Tips for Localizing Games from Chinese to English
Aug 2022 by LangLink Chloe
As the Chinese government has tightened its restrictions on gaming, game developers in China are going global in response to the slowing local growth. Hence, there is a surge in demand for localizing Chinese games. Localization usually involves native speakers of the target language, with the source language being their second (or sometimes third) language. That means a Chinese game is usually translated into English by English native speakers. But in actual practice, Chinese native speakers are often engaged to handle culture-heavy content in Chinese games. Whether you are managing a team of Chinese native linguists, or you are a Chinese translator interested in gaming and wish to enter the industry, we’ve provided some fundamental tips to help you or your team get started with Chinese game localization.
1. Think in the target language, i.e. English
A common problem with translating Chinese content is translationese, or Chinglish. Linguists usually fail to provide an intuitive and organic translation as they simply convert the Chinese characters into English characters. As translators, we all know that translation is not merely about converting the words, but the messages and the culture behind the written text. And that’s the key to localizing all types of content, including gaming materials, from Chinese to other languages.Take the below sentence as an example: 我们作为因特网系统，与多元出租车队合作结盟，您可以再次打开 App 打车了！ A Chinese native speaker may translate it like this: We, as an Internet system, have cooperated with the multi-purpose taxi fleet. You can use the app to request a ride again! Although the translation is grammatically correct and can be considered fluent, it can be further polished to align with the marketing practices in English. Some awkward expressions include:
i. Directly translating “我们作为因特网系统”
ii. “has cooperated with“: the word “cooperate” is usually used in more formal contexts
iii. Though the source says 您可以, it’d be better to put the focus on an action verb to drive actions instead of using “you can use…”

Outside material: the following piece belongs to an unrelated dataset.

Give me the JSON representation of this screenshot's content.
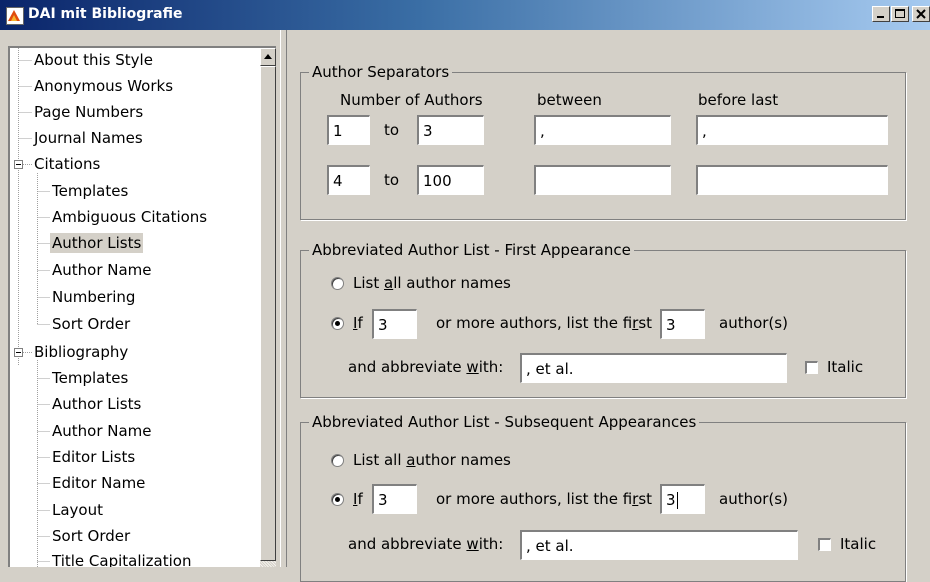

So, how can we provide an idiomatic translation by thinking in English? We can analyze the source and identify its key message. The content is about B2C communications, so it intends to promote something (i.e. the return of the app/service) and to drive actions (i.e. encourage customers to request a ride). Then, let’s think about how we can express such messages in English. Remember, we’re not converting the Chinese characters into English. We’re trying to express the Chinese messages in English. A possible translation may be: Our partnership with the MPT scheme makes it possible to once again request a ride in Hsinchu via our Internet-based app. A good translation should read as if it were originally written in English, so linguists should have a target-oriented mindset when localizing creative content. Non-native speakers of English can achieve a near-native level by reading similar texts to study and imitate the style of a certain content type, i.e. immersing yourselves in the English environment.
2. Explore the English culture
Allusions are a commonly used literary device in game localization, especially for games with a magical setting. For example, in Arena of Valor, a MOBA game developed in Chinese, this technique is used to translate the names of some skills. The AOV team took inspiration from the legendary King Arthur and created the character Thane in the game. He has two skills, “圣剑裁决” and “致命一击”, which are translated as Avalon’s Fury and Excalibur, as Avalon is the final resting place of King Arthur as well as the birthplace of his sword Excalibur. By adding cultural references, the translation would become more interesting and idiomatic. Try to explore the English culture by reading mythology, popular TV series/movies, etc.
3. Master game terminology
In a sharing session about game localization, a participant asked me, “I seldom play games, and I’m not really interested in games either. Is it a good idea for me to become a game translator?” The answer is definitely “no”. The game localization market is thriving, and many people want to get a piece of the pie. But if you don’t know much about games, and you’re not interested in exploring games either, it’s hard for you to deliver fluent and accurate translation. For example, when translating 眩晕 (Stun) in the MOBA game, amateurs may translate it as “Faint”. Here are some more terms for MOBA games: 近战 VS 远程 Melee VS Ranged普攻吸血 Life Steal法术吸血 Spell Vamp韧性 Resistance沉默 Silence We can see that the skills/abilities are not translated directly. Without gaming knowledge, you cannot translate these terms correctly. And playing games released in English is definitely the best (and the most interesting) way to get yourselves familiar with English gaming terminology. For example, if you are a fan of 王者荣耀 (Honor of Kings), you can try similar MOBA games like LOL. This way, you can get familiar with English gaming terminology while having fun. For multilingual games like Animal Crossings, you can simply switch to English in the language settings. And that’s why people who are not interested in games would find it hard to enter the industry. Try to discover the fun of games before getting started with game localization.
As for the way to get familiar with English game terminology, it’s definitely to play English games. If you like Honor of Kings and other MOBA games, you may want to play LOL. They have the same mode, so it will be easier for you to get started. Get familiar with English game terminology while having fun, why not? If it’s a multilingual game, you can change the UI language to English. That’s why I said that people who don’t play games are not suitable to become game translators. If a person is not interested in games, he or she is not motivated to learn things about games and thus won’t do better than a game player. If you want to become a game translator, you’d better discover the fun of games first. After all, no one really doesn’t like games.